“This was my local park for a while,” Ledi said. “When I was thirteen. I lived with this family, the Davises, and I’d come here on the weekend and ride my bike around. Sometimes I’d see kids from the school I’d transferred to and hang with them. Over there by the monkey bars is where I had my first kiss.”
“Romantic,” Thabiso said.
“Disgusting,” she replied with a small grin. “He had braces and we’d just eaten take-out Chinese. That’s all I’ll say about that.”
Thabiso wasn’t jealous exactly, but he wondered what would have happened if her family hadn’t taken her from Thesolo.
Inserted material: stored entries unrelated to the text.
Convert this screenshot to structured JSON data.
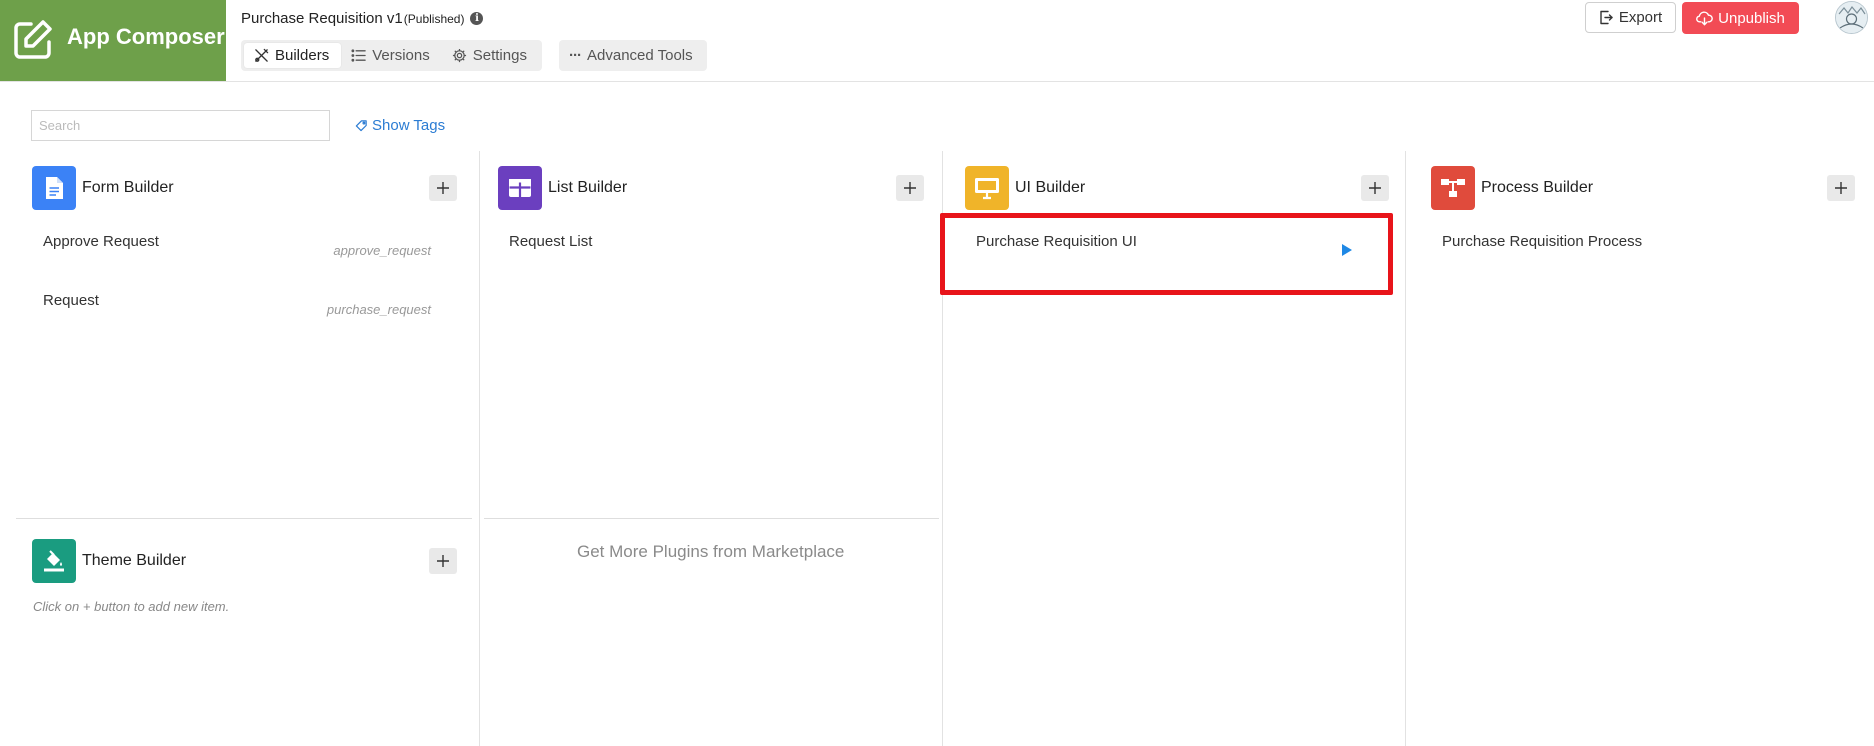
{
  "header": {
    "brand_title": "App Composer",
    "app_title": "Purchase Requisition v1",
    "app_status": "(Published)",
    "tabs": [
      {
        "label": "Builders",
        "icon": "tools-icon",
        "active": true
      },
      {
        "label": "Versions",
        "icon": "list-icon",
        "active": false
      },
      {
        "label": "Settings",
        "icon": "gear-icon",
        "active": false
      }
    ],
    "advanced_tools_label": "Advanced Tools",
    "export_label": "Export",
    "unpublish_label": "Unpublish"
  },
  "toolbar": {
    "search_placeholder": "Search",
    "show_tags_label": "Show Tags"
  },
  "builders": {
    "form": {
      "title": "Form Builder",
      "icon": "document-icon",
      "color": "#3b82f6",
      "items": [
        {
          "name": "Approve Request",
          "key": "approve_request"
        },
        {
          "name": "Request",
          "key": "purchase_request"
        }
      ]
    },
    "list": {
      "title": "List Builder",
      "icon": "table-icon",
      "color": "#6b3fbf",
      "items": [
        {
          "name": "Request List"
        }
      ]
    },
    "ui": {
      "title": "UI Builder",
      "icon": "monitor-icon",
      "color": "#f0b429",
      "items": [
        {
          "name": "Purchase Requisition UI"
        }
      ]
    },
    "process": {
      "title": "Process Builder",
      "icon": "flow-icon",
      "color": "#e04b3c",
      "items": [
        {
          "name": "Purchase Requisition Process"
        }
      ]
    },
    "theme": {
      "title": "Theme Builder",
      "icon": "paint-bucket-icon",
      "color": "#1a9c80",
      "hint_prefix": "Click on",
      "hint_symbol": "+",
      "hint_suffix": "button to add new item."
    }
  },
  "marketplace_label": "Get More Plugins from Marketplace",
  "colors": {
    "brand": "#6ea04a",
    "unpublish": "#f24b55",
    "link": "#2b7cd3",
    "highlight": "#e8141a",
    "play": "#1e88e5"
  }
}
There were no true constraints on the betrothed of a prince that said she must date only him, but might her first awkward kiss have been with him?
“I didn’t even like the guy really,” Ledi said. “My foster dad got wind of what happened, though, and said he didn’t want a fast girl under his roof because they were too much trouble. So all that kiss got me was some prechewed chunks of sesame chicken and a new foster family.” She looked up at him. “It’s funny, I’m so sure that none of this stuff bothers me, and then you bat your lashes at me and I take a left turn into emo-ville.”
She looked embarrassed, and maybe a little angry. She had every right to be angry. Kicking a young girl out for natural exploration was cruel.
“I’m honored that you trust me to be your copilot into emo-ville, as you call it,” he said. And suddenly the thistled path to the truth that he’d been fighting through fell away before him. He knew how to tell her. He knew how to make things right.
“I can tell you my own embarrassing story,” he said.
“Have you been involved in other ego-driven acts of arson?” she asked with raised brows.
“Figuratively, yes,” he said, leaning close to her. “I’ve only ever tried to burn a building down to get a woman’s attention once, though.” She laughed again. He took her hand, brushed his fingertip over her palm. “When I was a boy, I was certain I had a soul mate, even though many people told me otherwise. For a short period, I required those around me to pretend that she was real. A place was set for her at snack time. I asked that gifts be purchased for her. I was often found talking to an empty chair as if she were beside me. Eventually, my parents became worried and tried to wean me off of this imaginary soul mate, so I tried to run away and find her. I was seven, so this didn’t go over too well.”
Ledi smiled. “OMG, this is so sweet. I can imagine exactly what you would have looked like as a kid.”
Her brow furrowed as she stared at him, and he wondered if she was conjuring an image of him or pulling one from the recesses of her memory.
“What happened to your soul mate?” she asked.
“I stopped believing for a while there,” he said. “Became too busy with grown-up things and stopped thinking of her.”
“Hey, sometimes you do what you have to,” she said. “I stopped thinking of my parents because it hurt too badly, and then one day I tried to remember them and I couldn’t.”
She stared out toward the river.
Thabiso saw the opportunity before him like a neatly wrapped present. He made his move. “Would you want to know about them, if it was possible?”
An expression of distaste passed over her face. “Why? They’re dead and I’ve gotten along just fine on my own. Knowing who they were wouldn’t change any of that.”
“But—”
“My friend got me one of those DNA tests and I still haven’t looked at the results. I’m Naledi Smith. I eat biostats for breakfast and produce the cleanest gel images on the East Coast. I don’t need a past.”
Damn it.
The thorny path to the truth sprang up before him again. He had asked her if she wanted to know and she didn’t. If he told her who he was, in a way he’d be going against her wishes. What was he supposed to do now?
I know you just explicitly stated you don’t want to know about your past, buuuuut I’m going to tell you anyway because I also need to explain how I’m a lying prick.
Thabiso was scrambling to think of a way to tell her without alienating her even more when he felt a vibration against the bench. Ledi pulled her hands away from his and dived for her phone.
“Sorry, I’m expecting a call from my dean,” she explained as she tapped at her phone and raised it to her ear. Thabiso could see the worry in her eyes. “Hello? Yes, Dr. Bell, this is Naledi. I hope my email wasn’t too—oh. Oh.”
She stood from the bench and began pacing. “That doesn’t make sense, I—how could they? Why would they?” She paused, nodding slowly as if the person on the other line could see her. “Yes. I understand. I can be there in half an hour. Thank you.”
When she turned to him, her expression was blank but her eyes were glossy and her lower lip trembled for just a moment before she pressed her teeth against it to stop the movement.
“Naledi?”
Thabiso jumped to his feet, to stand beside her, but she backed away from him.
“I . . . Wow. I hadn’t been able to get in contact with my advisor about my field study for this summer. It was supposed to be at the Disease Task Force, this group that monitors infectious disease outbreaks.”
That sounded interesting and terrifying, though Thabiso had interned at The Hague, which also sounded vaguely menacing, and had been bored out of his mind.